Поветью прошла сноха Коршуновых, тетя Настя, и, словно услышав Ленькины мысли, вернулась из избы. Тихонько, из-под передника сунула на дно лукошка большую ковригу ржаного хлеба. Она добрая и красивая. Наверно, все люди такие в той дальней деревне, из которой привез ее сын дяди Васи — Егор.
Домой Ленька влетел, точно за ним кто гнался. Бабка Аграфена с матерью сидели на приступке на мосту, перебирали лук.
— Мама, смотри! — Выхватил из лукошка ковригу, положил матери на колени. — Тетя Настя дала.
— Сказал ли спасибо?
— Нет, не сказал. Забыл. Растерялся, хлеб виноват.

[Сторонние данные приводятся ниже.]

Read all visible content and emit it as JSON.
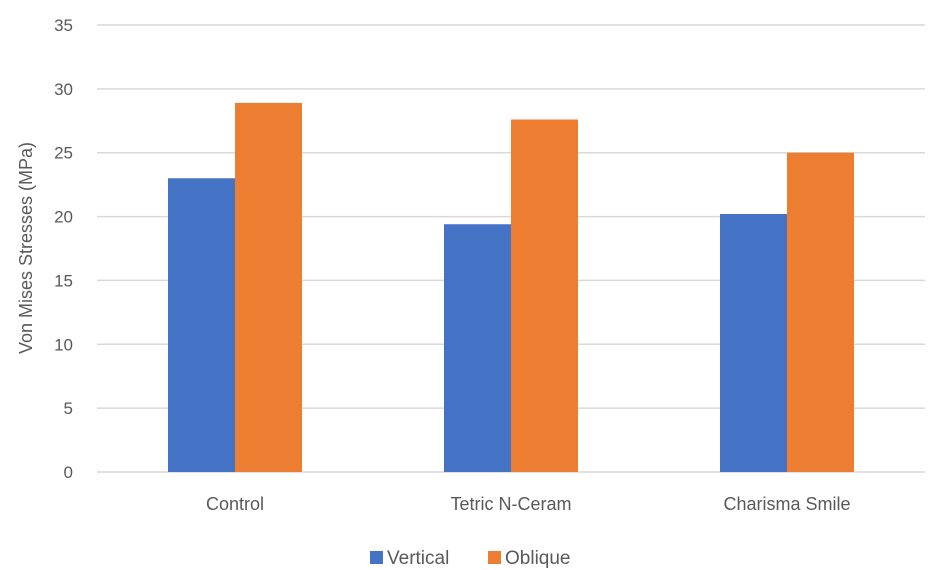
{
  "chart_data": {
    "type": "bar",
    "categories": [
      "Control",
      "Tetric N-Ceram",
      "Charisma Smile"
    ],
    "series": [
      {
        "name": "Vertical",
        "color": "#4472c4",
        "values": [
          23.0,
          19.4,
          20.2
        ]
      },
      {
        "name": "Oblique",
        "color": "#ed7d31",
        "values": [
          28.9,
          27.6,
          25.0
        ]
      }
    ],
    "title": "",
    "xlabel": "",
    "ylabel": "Von Mises Stresses (MPa)",
    "ylim": [
      0,
      35
    ],
    "yticks": [
      0,
      5,
      10,
      15,
      20,
      25,
      30,
      35
    ],
    "grid": true,
    "legend_position": "bottom"
  }
}
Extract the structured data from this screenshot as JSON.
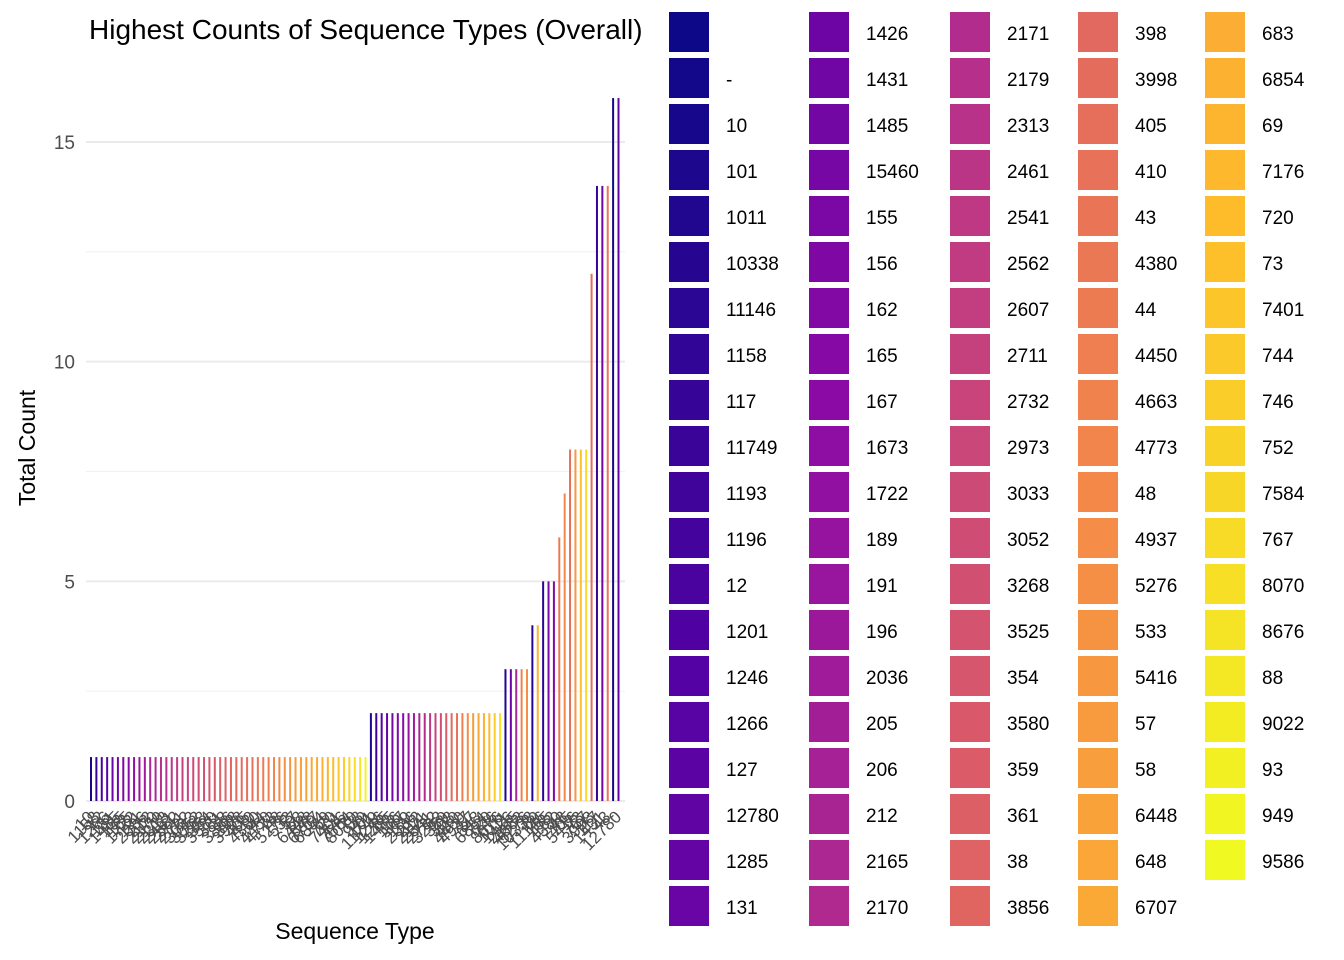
{
  "chart_data": {
    "type": "bar",
    "title": "Highest Counts of Sequence Types (Overall)",
    "xlabel": "Sequence Type",
    "ylabel": "Total Count",
    "ylim": [
      0,
      16.5
    ],
    "yticks": [
      0,
      5,
      10,
      15
    ],
    "grid": true,
    "legend_position": "right",
    "palette": "plasma",
    "legend": {
      "title": "",
      "entries": [
        "",
        "-",
        "10",
        "101",
        "1011",
        "10338",
        "11146",
        "1158",
        "117",
        "11749",
        "1193",
        "1196",
        "12",
        "1201",
        "1246",
        "1266",
        "127",
        "12780",
        "1285",
        "131",
        "1426",
        "1431",
        "1485",
        "15460",
        "155",
        "156",
        "162",
        "165",
        "167",
        "1673",
        "1722",
        "189",
        "191",
        "196",
        "2036",
        "205",
        "206",
        "212",
        "2165",
        "2170",
        "2171",
        "2179",
        "2313",
        "2461",
        "2541",
        "2562",
        "2607",
        "2711",
        "2732",
        "2973",
        "3033",
        "3052",
        "3268",
        "3525",
        "354",
        "3580",
        "359",
        "361",
        "38",
        "3856",
        "398",
        "3998",
        "405",
        "410",
        "43",
        "4380",
        "44",
        "4450",
        "4663",
        "4773",
        "48",
        "4937",
        "5276",
        "533",
        "5416",
        "57",
        "58",
        "6448",
        "648",
        "6707",
        "683",
        "6854",
        "69",
        "7176",
        "720",
        "73",
        "7401",
        "744",
        "746",
        "752",
        "7584",
        "767",
        "8070",
        "8676",
        "88",
        "9022",
        "93",
        "949",
        "9586"
      ]
    },
    "bars": {
      "note": "Bars ordered by ascending count; x tick labels overlap and are illegible. Each bar's palette_index is the approximate legend level (0-98) from its fill color.",
      "values": [
        1,
        1,
        1,
        1,
        1,
        1,
        1,
        1,
        1,
        1,
        1,
        1,
        1,
        1,
        1,
        1,
        1,
        1,
        1,
        1,
        1,
        1,
        1,
        1,
        1,
        1,
        1,
        1,
        1,
        1,
        1,
        1,
        1,
        1,
        1,
        1,
        1,
        1,
        1,
        1,
        1,
        1,
        1,
        1,
        1,
        1,
        1,
        1,
        1,
        1,
        1,
        1,
        2,
        2,
        2,
        2,
        2,
        2,
        2,
        2,
        2,
        2,
        2,
        2,
        2,
        2,
        2,
        2,
        2,
        2,
        2,
        2,
        2,
        2,
        2,
        2,
        2,
        3,
        3,
        3,
        3,
        3,
        4,
        4,
        5,
        5,
        5,
        6,
        7,
        8,
        8,
        8,
        8,
        12,
        14,
        14,
        14,
        16,
        16
      ],
      "palette_index": [
        2,
        7,
        12,
        15,
        19,
        22,
        24,
        27,
        30,
        32,
        34,
        37,
        39,
        41,
        42,
        43,
        45,
        47,
        48,
        50,
        51,
        52,
        54,
        55,
        57,
        58,
        59,
        60,
        61,
        62,
        63,
        65,
        66,
        67,
        69,
        70,
        72,
        73,
        75,
        76,
        77,
        78,
        79,
        81,
        82,
        84,
        86,
        88,
        90,
        92,
        94,
        97,
        3,
        9,
        14,
        18,
        22,
        25,
        28,
        31,
        34,
        37,
        40,
        44,
        48,
        52,
        56,
        60,
        63,
        67,
        71,
        75,
        78,
        81,
        84,
        88,
        93,
        4,
        20,
        38,
        68,
        72,
        5,
        82,
        6,
        24,
        26,
        65,
        70,
        62,
        74,
        85,
        91,
        61,
        8,
        21,
        64,
        1,
        17
      ]
    }
  }
}
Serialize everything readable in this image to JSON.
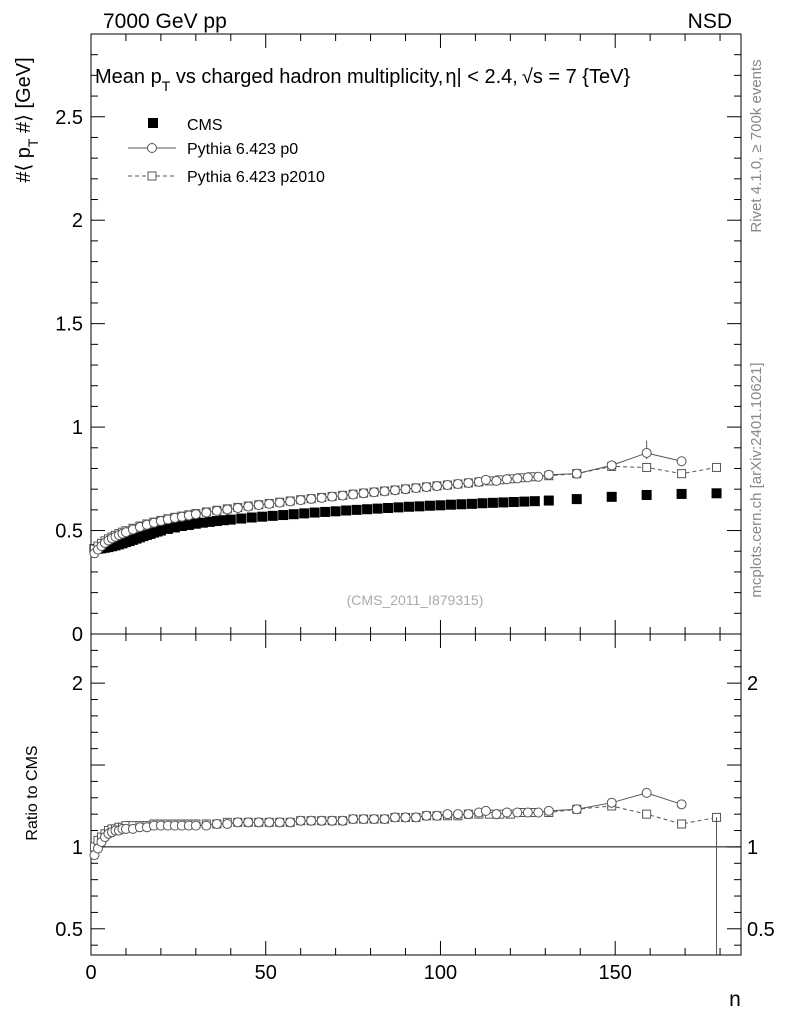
{
  "header": {
    "left": "7000 GeV pp",
    "right": "NSD"
  },
  "side_labels": {
    "rivet": "Rivet 4.1.0, ≥ 700k events",
    "mcplots": "mcplots.cern.ch [arXiv:2401.10621]"
  },
  "chart_data": [
    {
      "type": "scatter",
      "title": "Mean p_T vs charged hadron multiplicity, |η| < 2.4, √s = 7 {TeV}",
      "title_parts": {
        "a": "Mean p",
        "sub": "T",
        "b": " vs charged hadron multiplicity,",
        "c": "η| < 2.4,",
        "d": "√s = 7 {TeV}"
      },
      "ylabel": "#⟨ p_T #⟩ [GeV]",
      "ylabel_parts": {
        "a": "#⟨ p",
        "sub": "T",
        "b": " #⟩ [GeV]"
      },
      "xlim": [
        0,
        186
      ],
      "ylim": [
        0,
        2.9
      ],
      "yticks": [
        0,
        0.5,
        1,
        1.5,
        2,
        2.5
      ],
      "ytick_labels": [
        "0",
        "0.5",
        "1",
        "1.5",
        "2",
        "2.5"
      ],
      "analysis_label": "(CMS_2011_I879315)",
      "legend": [
        {
          "name": "CMS",
          "marker": "filled-square"
        },
        {
          "name": "Pythia 6.423 p0",
          "marker": "open-circle",
          "line": "solid"
        },
        {
          "name": "Pythia 6.423 p2010",
          "marker": "open-square",
          "line": "dashed"
        }
      ],
      "series": [
        {
          "name": "CMS",
          "x": [
            1,
            2,
            3,
            4,
            5,
            6,
            7,
            8,
            9,
            10,
            11,
            12,
            13,
            14,
            15,
            16,
            17,
            18,
            19,
            20,
            22,
            24,
            26,
            28,
            30,
            32,
            34,
            36,
            38,
            40,
            43,
            46,
            49,
            52,
            55,
            58,
            61,
            64,
            67,
            70,
            73,
            76,
            79,
            82,
            85,
            88,
            91,
            94,
            97,
            100,
            103,
            106,
            109,
            112,
            115,
            118,
            121,
            124,
            127,
            131,
            139,
            149,
            159,
            169,
            179
          ],
          "y": [
            0.41,
            0.412,
            0.414,
            0.417,
            0.42,
            0.424,
            0.428,
            0.433,
            0.438,
            0.444,
            0.449,
            0.455,
            0.461,
            0.467,
            0.473,
            0.479,
            0.484,
            0.49,
            0.495,
            0.5,
            0.508,
            0.515,
            0.522,
            0.527,
            0.533,
            0.538,
            0.542,
            0.546,
            0.55,
            0.553,
            0.558,
            0.563,
            0.567,
            0.571,
            0.575,
            0.579,
            0.583,
            0.587,
            0.59,
            0.593,
            0.597,
            0.6,
            0.603,
            0.606,
            0.609,
            0.612,
            0.615,
            0.617,
            0.62,
            0.622,
            0.625,
            0.627,
            0.629,
            0.632,
            0.634,
            0.636,
            0.638,
            0.64,
            0.642,
            0.645,
            0.652,
            0.663,
            0.672,
            0.677,
            0.68
          ]
        },
        {
          "name": "Pythia 6.423 p0",
          "x": [
            1,
            2,
            3,
            4,
            5,
            6,
            7,
            8,
            9,
            10,
            12,
            14,
            16,
            18,
            20,
            22,
            24,
            26,
            28,
            30,
            33,
            36,
            39,
            42,
            45,
            48,
            51,
            54,
            57,
            60,
            63,
            66,
            69,
            72,
            75,
            78,
            81,
            84,
            87,
            90,
            93,
            96,
            99,
            102,
            105,
            108,
            111,
            113,
            116,
            119,
            122,
            125,
            128,
            131,
            139,
            149,
            159,
            169
          ],
          "y": [
            0.39,
            0.408,
            0.425,
            0.44,
            0.452,
            0.462,
            0.47,
            0.478,
            0.485,
            0.492,
            0.505,
            0.517,
            0.528,
            0.538,
            0.546,
            0.554,
            0.561,
            0.567,
            0.573,
            0.579,
            0.587,
            0.595,
            0.602,
            0.609,
            0.616,
            0.623,
            0.629,
            0.635,
            0.641,
            0.647,
            0.653,
            0.658,
            0.664,
            0.669,
            0.674,
            0.68,
            0.685,
            0.69,
            0.695,
            0.7,
            0.705,
            0.71,
            0.715,
            0.72,
            0.725,
            0.73,
            0.735,
            0.745,
            0.74,
            0.748,
            0.752,
            0.757,
            0.76,
            0.77,
            0.775,
            0.815,
            0.875,
            0.835
          ],
          "yerr_high": [
            0,
            0,
            0,
            0,
            0,
            0,
            0,
            0,
            0,
            0,
            0,
            0,
            0,
            0,
            0,
            0,
            0,
            0,
            0,
            0,
            0,
            0,
            0,
            0,
            0,
            0,
            0,
            0,
            0,
            0,
            0,
            0,
            0,
            0,
            0,
            0,
            0,
            0,
            0,
            0,
            0,
            0,
            0,
            0,
            0,
            0,
            0,
            0,
            0,
            0,
            0,
            0,
            0,
            0,
            0,
            0,
            0.06,
            0
          ]
        },
        {
          "name": "Pythia 6.423 p2010",
          "x": [
            1,
            2,
            3,
            4,
            5,
            6,
            7,
            8,
            9,
            10,
            12,
            14,
            16,
            18,
            20,
            22,
            24,
            26,
            28,
            30,
            33,
            36,
            39,
            42,
            45,
            48,
            51,
            54,
            57,
            60,
            63,
            66,
            69,
            72,
            75,
            78,
            81,
            84,
            87,
            90,
            93,
            96,
            99,
            102,
            105,
            108,
            111,
            114,
            117,
            120,
            123,
            126,
            131,
            139,
            149,
            159,
            169,
            179
          ],
          "y": [
            0.41,
            0.425,
            0.438,
            0.45,
            0.46,
            0.469,
            0.477,
            0.485,
            0.492,
            0.499,
            0.511,
            0.522,
            0.532,
            0.541,
            0.549,
            0.557,
            0.564,
            0.57,
            0.576,
            0.582,
            0.59,
            0.598,
            0.605,
            0.612,
            0.619,
            0.625,
            0.631,
            0.637,
            0.643,
            0.649,
            0.654,
            0.66,
            0.665,
            0.67,
            0.676,
            0.681,
            0.686,
            0.691,
            0.696,
            0.701,
            0.706,
            0.711,
            0.716,
            0.72,
            0.725,
            0.73,
            0.735,
            0.74,
            0.745,
            0.75,
            0.755,
            0.76,
            0.765,
            0.775,
            0.81,
            0.805,
            0.775,
            0.805
          ]
        }
      ]
    },
    {
      "type": "scatter",
      "title": "",
      "ylabel": "Ratio to CMS",
      "xlabel": "n",
      "xlim": [
        0,
        186
      ],
      "ylim": [
        0.34,
        2.3
      ],
      "yticks": [
        0.5,
        1,
        2
      ],
      "ytick_labels": [
        "0.5",
        "1",
        "2"
      ],
      "xticks": [
        0,
        50,
        100,
        150
      ],
      "xtick_labels": [
        "0",
        "50",
        "100",
        "150"
      ],
      "reference_line": 1,
      "series": [
        {
          "name": "Pythia 6.423 p0 / CMS",
          "x": [
            1,
            2,
            3,
            4,
            5,
            6,
            7,
            8,
            9,
            10,
            12,
            14,
            16,
            18,
            20,
            22,
            24,
            26,
            28,
            30,
            33,
            36,
            39,
            42,
            45,
            48,
            51,
            54,
            57,
            60,
            63,
            66,
            69,
            72,
            75,
            78,
            81,
            84,
            87,
            90,
            93,
            96,
            99,
            102,
            105,
            108,
            111,
            113,
            116,
            119,
            122,
            125,
            128,
            131,
            139,
            149,
            159,
            169
          ],
          "y": [
            0.95,
            0.99,
            1.03,
            1.06,
            1.08,
            1.09,
            1.1,
            1.1,
            1.11,
            1.11,
            1.11,
            1.12,
            1.12,
            1.13,
            1.13,
            1.13,
            1.13,
            1.13,
            1.13,
            1.13,
            1.13,
            1.14,
            1.14,
            1.15,
            1.15,
            1.15,
            1.15,
            1.15,
            1.15,
            1.16,
            1.16,
            1.16,
            1.16,
            1.16,
            1.17,
            1.17,
            1.17,
            1.17,
            1.18,
            1.18,
            1.18,
            1.19,
            1.19,
            1.2,
            1.2,
            1.2,
            1.21,
            1.22,
            1.2,
            1.21,
            1.21,
            1.21,
            1.21,
            1.22,
            1.23,
            1.27,
            1.33,
            1.26
          ]
        },
        {
          "name": "Pythia 6.423 p2010 / CMS",
          "x": [
            1,
            2,
            3,
            4,
            5,
            6,
            7,
            8,
            9,
            10,
            12,
            14,
            16,
            18,
            20,
            22,
            24,
            26,
            28,
            30,
            33,
            36,
            39,
            42,
            45,
            48,
            51,
            54,
            57,
            60,
            63,
            66,
            69,
            72,
            75,
            78,
            81,
            84,
            87,
            90,
            93,
            96,
            99,
            102,
            105,
            108,
            111,
            114,
            117,
            120,
            123,
            126,
            131,
            139,
            149,
            159,
            169,
            179
          ],
          "y": [
            1.0,
            1.04,
            1.06,
            1.08,
            1.1,
            1.11,
            1.11,
            1.12,
            1.12,
            1.13,
            1.13,
            1.13,
            1.13,
            1.14,
            1.14,
            1.14,
            1.14,
            1.14,
            1.14,
            1.14,
            1.14,
            1.14,
            1.15,
            1.15,
            1.15,
            1.15,
            1.15,
            1.15,
            1.15,
            1.16,
            1.16,
            1.16,
            1.16,
            1.16,
            1.17,
            1.17,
            1.17,
            1.17,
            1.18,
            1.18,
            1.18,
            1.19,
            1.19,
            1.19,
            1.19,
            1.2,
            1.2,
            1.2,
            1.2,
            1.2,
            1.21,
            1.21,
            1.21,
            1.23,
            1.25,
            1.2,
            1.14,
            1.18
          ]
        }
      ]
    }
  ]
}
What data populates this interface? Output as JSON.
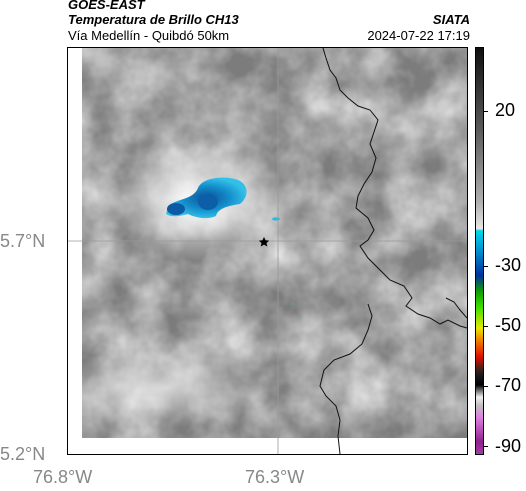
{
  "header": {
    "brand": "GOES-EAST",
    "product": "Temperatura de Brillo CH13",
    "organization": "SIATA",
    "subtitle": "Vía Medellín - Quibdó 50km",
    "datetime": "2024-07-22 17:19"
  },
  "map": {
    "latitude_labels": [
      "5.7°N",
      "5.2°N"
    ],
    "longitude_labels": [
      "76.8°W",
      "76.3°W"
    ],
    "marker": "star",
    "colors": {
      "cold_cloud_cyan": "#1ea8d8",
      "cold_cloud_blue": "#1060a8",
      "clear_gray": "#7a7a7a",
      "border_line": "#111111"
    }
  },
  "colorbar": {
    "tick_labels": [
      "20",
      "-30",
      "-50",
      "-70",
      "-90"
    ],
    "colors": [
      "#101010",
      "#d0d0d0",
      "#00c0e0",
      "#003a9a",
      "#00c000",
      "#f0e000",
      "#e02000",
      "#000000",
      "#c080c0"
    ]
  }
}
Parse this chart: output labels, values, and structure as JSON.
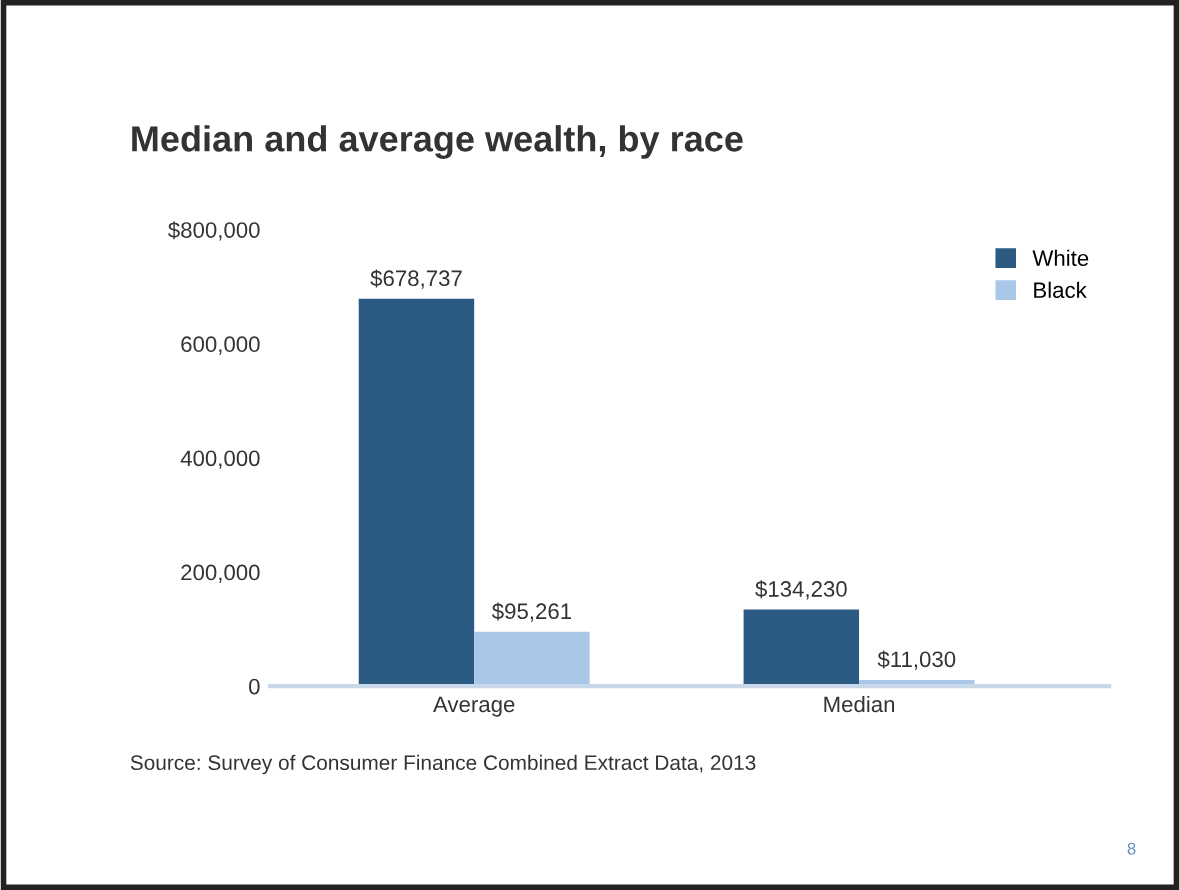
{
  "chart_data": {
    "type": "bar",
    "title": "Median and average wealth, by race",
    "categories": [
      "Average",
      "Median"
    ],
    "series": [
      {
        "name": "White",
        "color": "#2b5b82",
        "values": [
          678737,
          134230
        ],
        "value_labels": [
          "$678,737",
          "$134,230"
        ]
      },
      {
        "name": "Black",
        "color": "#a9c8e8",
        "values": [
          95261,
          11030
        ],
        "value_labels": [
          "$95,261",
          "$11,030"
        ]
      }
    ],
    "ylim": [
      0,
      800000
    ],
    "yticks": [
      {
        "value": 0,
        "label": "0"
      },
      {
        "value": 200000,
        "label": "200,000"
      },
      {
        "value": 400000,
        "label": "400,000"
      },
      {
        "value": 600000,
        "label": "600,000"
      },
      {
        "value": 800000,
        "label": "$800,000"
      }
    ],
    "grid": false,
    "legend": "top right",
    "annotations": [
      "Source: Survey of Consumer Finance Combined Extract Data, 2013",
      "8"
    ]
  }
}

Мать легонечко отряхнула хлеб от овсяной шелухи, передала бабке. Та понюхала и одобрительно причмокнула.
— Баб, отломи.
Отломила кусок. Ленька ушел с ним в избу, посолить серой, жженой солью. Это был настоящий ржаной хлеб с хрустящей рубчатой корочкой от жестяной сковороды.
Доносился разговор матери с бабкой:
— Вот какие пироги люди-то пекут.
— Коршунова война не коснулась.
— Известно, мельник не ворует, ему сами несут.
— А тут бьешься, бьешься, как рыба об лед, и все впроголодь. Господи! Когда хоть война кончится?
Когда? Вчера старики сидели у пожарного сарая, говорили, к концу лета наши разобьют немцев и домой вернутся. И папка придет. Вот настанет праздник! Свой ржаной хлеб будет каждый день: ешь досыта. Кажется, и не наелся бы. Может, попросить еще у бабки? Нет. Верка сейчас прибежит с улицы.
Война укатилась далеко на запад, но Леньке все казалось, что она идет где-то за соседними деревнями, потому что туда провожали мужиков, оттуда всегда надвигались на Шумилино грозы, там тревожным заревом горели закаты.